Por Marco Augusto Stimamiglio – Instituto Carlos Chagas – Fiocruz/PR
A pele é o maior órgão do nosso corpo e é vital à nossa saúde e ao nosso bem-estar. Além de atuar como a primeira linha de defesa do organismo contra agentes invasores como bactérias e vírus, a pele mantém o equilíbrio dos fluídos e a temperatura corporal. Ela é altamente sensível, reagindo a sensações de toque e dor. A estrutura da pele é bastante complexa, composta de várias camadas organizadas. Dentre estas camadas, existem células de gordura, nervos, glândulas e folículos pilosos. Neste sentido, apesar dos cientistas dominarem técnicas de crescimento da pele humana fora do corpo há muitos anos, a pele cultivada em laboratório é menos organizada e carece de estruturas, como os folículos pilosos, as glândulas sudoríparas e os nervos, encontradas na pele real.
Entretanto, o uso das células-tronco e de técnicas atuais de bioengenharia tem permitido aos cientistas cada vez mais se aproximar do desenvolvimento de órgãos em laboratório. Utilizando a técnica de formação de organoides com o emprego de células-tronco, já tratada aqui no CDQ (Organoides, muito mais que apenas órgãos em miniatura!), a equipe de cientistas liderada pelo Dr. Karl Koehler, do Hospital Infantil de Boston, nos EUA, foi capaz de criar uma pele complexa com pelos no laboratório. As descobertas desta pesquisa foram publicadas na renomada revista Nature em junho de 2020.
Para chegar a estes resultados, os cientistas utilizaram o conhecimento gerado previamente pelo grupo com o uso de células-tronco de camundongos. Desta forma, os cientistas aplicaram uma combinação conhecida de fatores de crescimento e pequenas moléculas para induzir as células-tronco humanas a formar os organoides de pele. Depois de 4 a 5 meses, as células-tronco cresceram e reproduziram a microanatomia da pele, contendo as camadas superior e inferior da pele (epiderme e derme), gordura, nervos e, até mesmo, a capacidade de gerar pelos. Os organoides também produziram tipos de células especializadas, como as células de Merkel, que respondem ao toque. A equipe analisou o organoide e determinou que era semelhante à pele facial de um feto no segundo trimestre. Em seguida, os pesquisadores enxertaram a pele com pelos nas costas de camundongos imunodeprimidos (incapazes de gerar resposta imune de rejeição ao enxerto). Dentro de um mês, os ratos desenvolveram pequenos pelos pigmentados no local do enxerto.
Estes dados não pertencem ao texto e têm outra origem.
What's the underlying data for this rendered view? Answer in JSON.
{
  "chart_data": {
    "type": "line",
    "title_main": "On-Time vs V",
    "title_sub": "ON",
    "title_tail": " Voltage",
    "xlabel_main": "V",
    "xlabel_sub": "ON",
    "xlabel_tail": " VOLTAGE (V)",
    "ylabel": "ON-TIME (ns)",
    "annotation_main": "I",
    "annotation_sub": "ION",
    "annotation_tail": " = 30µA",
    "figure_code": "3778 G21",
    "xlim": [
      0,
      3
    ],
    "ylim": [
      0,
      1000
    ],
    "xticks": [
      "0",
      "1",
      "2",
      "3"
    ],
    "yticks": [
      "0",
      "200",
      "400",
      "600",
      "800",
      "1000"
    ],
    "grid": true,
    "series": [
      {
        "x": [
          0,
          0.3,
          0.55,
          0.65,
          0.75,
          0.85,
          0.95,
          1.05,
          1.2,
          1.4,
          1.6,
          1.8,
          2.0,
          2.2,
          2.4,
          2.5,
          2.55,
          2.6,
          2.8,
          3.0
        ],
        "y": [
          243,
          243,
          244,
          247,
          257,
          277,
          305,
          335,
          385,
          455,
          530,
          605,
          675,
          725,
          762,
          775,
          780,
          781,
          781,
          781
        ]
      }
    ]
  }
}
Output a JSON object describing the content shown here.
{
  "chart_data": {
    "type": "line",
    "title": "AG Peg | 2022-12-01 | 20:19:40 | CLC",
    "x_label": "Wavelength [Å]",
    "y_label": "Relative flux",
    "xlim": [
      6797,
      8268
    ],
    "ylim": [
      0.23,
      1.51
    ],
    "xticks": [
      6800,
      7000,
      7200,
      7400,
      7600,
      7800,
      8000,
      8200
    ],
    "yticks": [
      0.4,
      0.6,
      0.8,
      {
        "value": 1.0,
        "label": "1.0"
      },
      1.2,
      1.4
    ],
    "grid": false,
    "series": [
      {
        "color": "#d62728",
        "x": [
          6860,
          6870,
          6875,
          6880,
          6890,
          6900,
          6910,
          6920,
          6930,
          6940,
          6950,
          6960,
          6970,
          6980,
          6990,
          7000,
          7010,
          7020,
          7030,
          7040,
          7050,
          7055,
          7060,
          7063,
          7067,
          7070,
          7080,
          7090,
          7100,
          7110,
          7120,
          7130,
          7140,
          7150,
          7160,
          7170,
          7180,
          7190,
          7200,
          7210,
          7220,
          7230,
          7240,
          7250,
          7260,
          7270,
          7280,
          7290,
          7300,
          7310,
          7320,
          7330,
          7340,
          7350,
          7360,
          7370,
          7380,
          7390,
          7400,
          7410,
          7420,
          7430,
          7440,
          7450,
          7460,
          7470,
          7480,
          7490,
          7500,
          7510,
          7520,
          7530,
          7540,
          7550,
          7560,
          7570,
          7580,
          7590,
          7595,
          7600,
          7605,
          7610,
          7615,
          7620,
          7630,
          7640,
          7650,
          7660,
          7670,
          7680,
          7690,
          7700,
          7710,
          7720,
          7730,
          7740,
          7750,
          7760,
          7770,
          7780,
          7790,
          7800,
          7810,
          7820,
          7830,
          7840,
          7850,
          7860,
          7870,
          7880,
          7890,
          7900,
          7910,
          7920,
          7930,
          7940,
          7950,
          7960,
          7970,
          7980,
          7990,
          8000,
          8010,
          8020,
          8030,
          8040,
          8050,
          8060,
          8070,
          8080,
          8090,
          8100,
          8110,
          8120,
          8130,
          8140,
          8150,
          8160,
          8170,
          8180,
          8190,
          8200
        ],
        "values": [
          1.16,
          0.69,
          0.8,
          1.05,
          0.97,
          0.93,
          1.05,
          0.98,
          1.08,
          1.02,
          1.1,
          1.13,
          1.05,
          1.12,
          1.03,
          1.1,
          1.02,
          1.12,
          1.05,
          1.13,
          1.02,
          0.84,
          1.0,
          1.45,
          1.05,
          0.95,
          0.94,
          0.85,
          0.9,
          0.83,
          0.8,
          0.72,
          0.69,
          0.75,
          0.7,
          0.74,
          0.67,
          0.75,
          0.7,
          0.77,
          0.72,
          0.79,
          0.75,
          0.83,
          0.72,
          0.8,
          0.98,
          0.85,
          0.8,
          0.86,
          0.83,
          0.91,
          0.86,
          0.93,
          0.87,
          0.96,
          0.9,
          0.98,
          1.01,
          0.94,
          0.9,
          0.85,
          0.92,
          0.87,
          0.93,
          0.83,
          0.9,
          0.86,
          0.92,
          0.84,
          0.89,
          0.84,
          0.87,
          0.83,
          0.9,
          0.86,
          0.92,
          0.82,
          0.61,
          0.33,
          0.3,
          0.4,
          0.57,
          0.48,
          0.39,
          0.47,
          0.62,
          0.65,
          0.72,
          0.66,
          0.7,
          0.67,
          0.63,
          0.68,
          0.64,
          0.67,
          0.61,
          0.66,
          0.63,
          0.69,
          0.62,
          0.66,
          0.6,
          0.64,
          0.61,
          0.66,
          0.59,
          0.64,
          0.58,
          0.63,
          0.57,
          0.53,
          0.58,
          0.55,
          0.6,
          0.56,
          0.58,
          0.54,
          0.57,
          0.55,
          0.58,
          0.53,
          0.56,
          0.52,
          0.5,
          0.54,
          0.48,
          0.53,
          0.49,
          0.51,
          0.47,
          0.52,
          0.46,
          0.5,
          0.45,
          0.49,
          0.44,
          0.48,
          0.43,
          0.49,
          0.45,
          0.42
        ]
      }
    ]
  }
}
A pele transplantada tinha muitas características exclusivas da pele humana adulta, incluindo glândulas sebáceas que secretam óleo lubrificante para a pele e o próprio pelo.
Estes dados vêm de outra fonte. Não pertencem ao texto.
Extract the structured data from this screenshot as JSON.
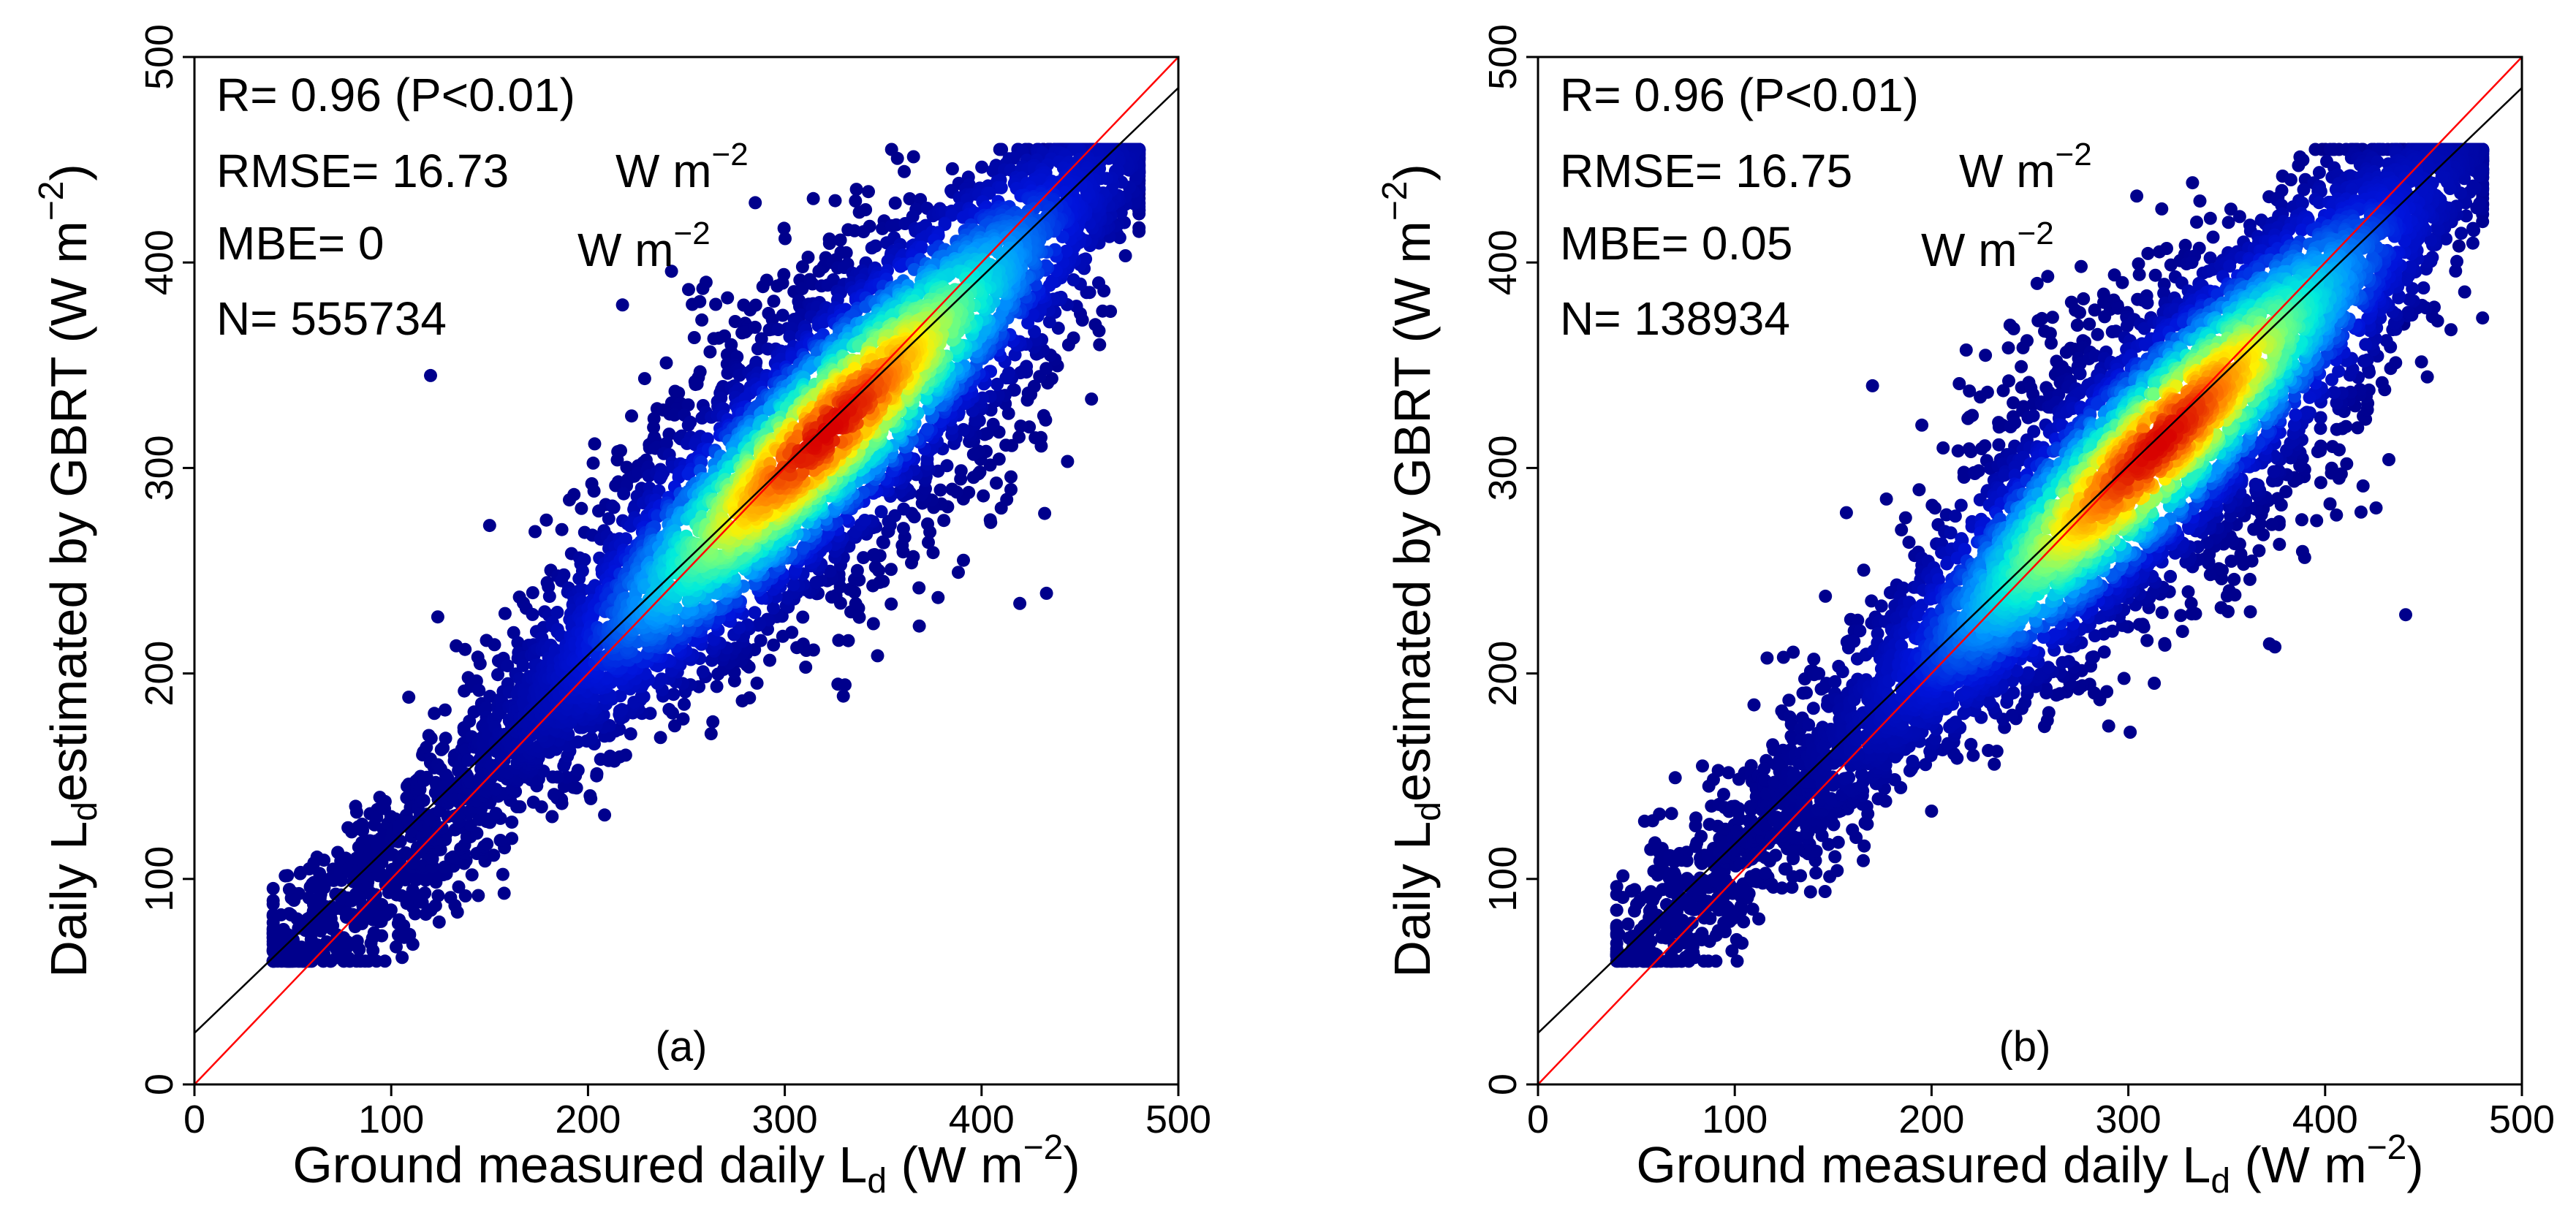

Estudos como este, capazes de recriar a complexidade de órgãos humanos em laboratório, podem ajudar no avanço da pesquisa sobre o desenvolvimento de doenças e seu tratamento, como as doenças da pele, a calvície, dentre outras. Apesar do vislumbre destas relevantes possibilidades, muitos desafios permaneçam, como o obstáculo da rejeição imunológica dos enxertos ou a geração sob medida de estruturas complexas como os folículos pilosos e glândulas associadas.